Summary: In this talk we introduce our furlough project, and the first steps towards creating an algorithm capable of winning a rap battle. While solutions exist to generate poetry and other basic rhymes, simulation of more complex hip-hop styles has remained elusive. Our work first sought to better understand these limitations, by re-imagining the basic form of the rhyme data: As phonemes instead of words. The phonetic representation of any word (funny Greek looking symbols) is an instruction on how to properly pronounce it. Such an approach allows for similarly spelled (but differently pronounced) words to become separate, (e.g. through does NOT rhyme with though, but it DOES rhyme with crew, few, drew etc. since they all end with the phoneme ‘uː’, which is an ‘ew’ sound). Furthermore, modern rapping often rhymes at the syllable rather than word level, (e.g. allowing ‘tiramisu’ to rhyme with ’terror miss you’).
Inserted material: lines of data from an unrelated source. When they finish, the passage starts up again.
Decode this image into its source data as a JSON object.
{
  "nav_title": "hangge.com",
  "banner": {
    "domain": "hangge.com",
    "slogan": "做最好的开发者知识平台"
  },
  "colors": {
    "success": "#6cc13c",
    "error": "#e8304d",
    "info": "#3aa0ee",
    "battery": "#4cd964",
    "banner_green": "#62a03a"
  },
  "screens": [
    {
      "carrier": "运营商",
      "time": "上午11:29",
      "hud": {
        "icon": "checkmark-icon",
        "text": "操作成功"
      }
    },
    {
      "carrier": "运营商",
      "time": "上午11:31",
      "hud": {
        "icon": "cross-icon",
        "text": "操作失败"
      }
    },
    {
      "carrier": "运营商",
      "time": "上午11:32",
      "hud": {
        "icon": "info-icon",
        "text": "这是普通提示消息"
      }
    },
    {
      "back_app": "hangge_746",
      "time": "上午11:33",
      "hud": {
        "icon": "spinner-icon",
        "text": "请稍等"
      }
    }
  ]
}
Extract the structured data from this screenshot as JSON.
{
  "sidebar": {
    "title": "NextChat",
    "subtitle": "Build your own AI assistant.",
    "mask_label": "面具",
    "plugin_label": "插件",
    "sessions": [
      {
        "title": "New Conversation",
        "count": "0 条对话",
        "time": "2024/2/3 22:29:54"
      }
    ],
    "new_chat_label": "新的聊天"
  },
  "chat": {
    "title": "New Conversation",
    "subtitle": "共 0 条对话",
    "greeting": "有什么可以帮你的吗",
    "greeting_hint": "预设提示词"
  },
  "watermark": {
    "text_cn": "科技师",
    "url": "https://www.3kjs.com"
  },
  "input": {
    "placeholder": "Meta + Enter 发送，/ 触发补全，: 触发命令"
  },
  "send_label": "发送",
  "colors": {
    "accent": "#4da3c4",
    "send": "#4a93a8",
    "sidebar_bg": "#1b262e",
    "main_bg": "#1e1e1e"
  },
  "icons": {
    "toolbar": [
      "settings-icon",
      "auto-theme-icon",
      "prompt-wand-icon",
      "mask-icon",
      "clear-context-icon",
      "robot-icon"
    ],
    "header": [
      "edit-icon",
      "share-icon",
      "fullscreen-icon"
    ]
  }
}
This led to the creation of a training corpus, consisting of tens of thousands of rap & hip-hop songs, with each lyric being reduced to its constituent phonemes, and grouped into syllables. The first step was to obtain a phonetic representation for every word. We obtained a dictionary of ~50,000 unique English words and their phonetic representations and used that data to develop a phoneme predictor for all the plural/tense-specific/slang/obscene words used in rap songs. This took the form of a recurrent neural network with bidirectional LSTM layers, and a time distributed output layer (for predicting sequences). After significant experimentation with the training set, encoding/decoding strategies and network architecture modifications, we arrived at a trained network with ~97.5% accuracy. We are satisfied with this since the English language contains certain ambiguities that are a product of historical usage and regional accents. Our results are promising and pave the way for future work using text-to-speech technologies and lyric generation, thus having a valuable place in our larger on-going project; aiming to create a NN that can generate rhymes that retain thematic continuity, adhere to a particular rhyming pattern and to do so in real-time (potentially against a human opponent). We believe that representing the song lyrics as syllables, expressed as sequences of phonemes, will allow us to limit the future work to generating sentences that rhyme, make sense, and include a response to the incoming data.

 

Bio: Ian Ashmore is Senior Data Scientist at Cap-HPI. He earned his PhD. from the University of Leeds in theoretical astrophysics (magnetohydrodynamics) and prior to that had become the first physics undergraduate at Leeds to have their master’s project published in reputable academic journals. In a previous life, he was a sponsored snowboarder, snowboard coach and team manager, where he travelled extensively to mountain ranges worldwide. He has also worked in technical product development and gained experience as a published journalist and photographer (for e.g. The Guardian), run a small clothing business and undertaken ad-hoc data science and analytical projects for snowboard companies and political parties amongst others. Nowadays he is working on a Natural Language Processing project to correctly identify vehicles using only online advert text, in multiple languages. This work encompasses neural networks, word vector embeddings, neural machine translation, convolutional layers, imbalanced classification tasks, GPU computing and Markov chains. Ian thinks in calculus and writes in Python. When not coding, he enjoys hanging out with his son, going snowboarding/skateboarding and making things.

 

Bio: Charlie is a physics graduate (BSc from Lancaster, MSc with distinction from Leeds). Most interesting modules included Cosmology, Quantum Computing and Astrophysical Fluid Dynamics (mega space explosions). MSc project centred around the formation of high-mass stars. President of the University of Leeds Science Magazine. Designed the logo for the University of Leeds Physics Society (still being used I believe). Have had all manor of jobs from Data Administration/analysis, to Go-Kart Marshal to name a few. Currently employed as a Data Scientist. Have worked with object detection using convolutional, deep NNs and experimented with synthetic data generation. Current project in profiling customers and predicting their behaviours. Personally studying NLP and phonetic translations with Ian to develop the aforementioned rap AI (ML_Doom). Avid guitarist.